At any rate, exhausted from the delay and with much of the town closed down for the night, I offer to let Jamal (and his goldfish) stay with me at "The Shanty."

"The Shanty" is really the shack from which my grandfather broadcasted his radio shows. It's how he gained his immense following of "Josephists," the crazy followers of his "religion." When we finally arrive at the gate to the Allen estate, I'm amazed by the size of it. I had been to Grandpa Joe's mansion before, but in the years since, the grounds seemed to be more of a campus than a private residence. The main mansion still remained, but several other buildings must have "spontaneously emerged."

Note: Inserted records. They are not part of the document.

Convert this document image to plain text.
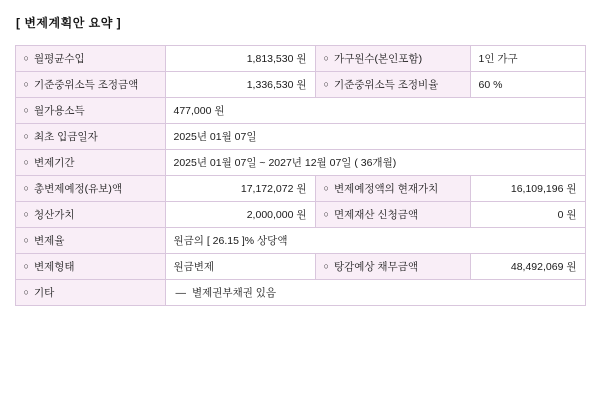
[ 변제계획안 요약 ]
○ 월평균수입	1,813,530 원	○ 가구원수(본인포함)	1인 가구
○ 기준중위소득 조정금액	1,336,530 원	○ 기준중위소득 조정비율	60 %
○ 월가용소득	477,000 원		
○ 최초 입금일자	2025년 01월 07일		
○ 변제기간	2025년 01월 07일 ~ 2027년 12월 07일 ( 36개월)		
○ 총변제예정(유보)액	17,172,072 원	○ 변제예정액의 현재가치	16,109,196 원
○ 청산가치	2,000,000 원	○ 면제재산 신청금액	0 원
○ 변제율	원금의 [ 26.15 ]% 상당액		
○ 변제형태	원금변제	○ 탕감예상 채무금액	48,492,069 원
○ 기타	— 별제권부채권 있음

There was the R. Joseph Allen Library of the Unknown, the R. Joseph Allen Museum of the Unknown and the R. Joseph Allen Cafeteria of the Unknown.

As we pull up to the gate, a security guard -- a bald one in a track suit -- steps up and stops me. 

"What business do you have--?" he stops with his mouth agape.

"I'm Austin Allen," I say after a short silence. "I'm here to stay at the Shanty."

I wait for a response, but the guard is still an unresponsive gaping mouthhole.

"I own the radio shack," I mention.

"Get this man an RC car or a Tandy computer, stat!" jokes Jamal. 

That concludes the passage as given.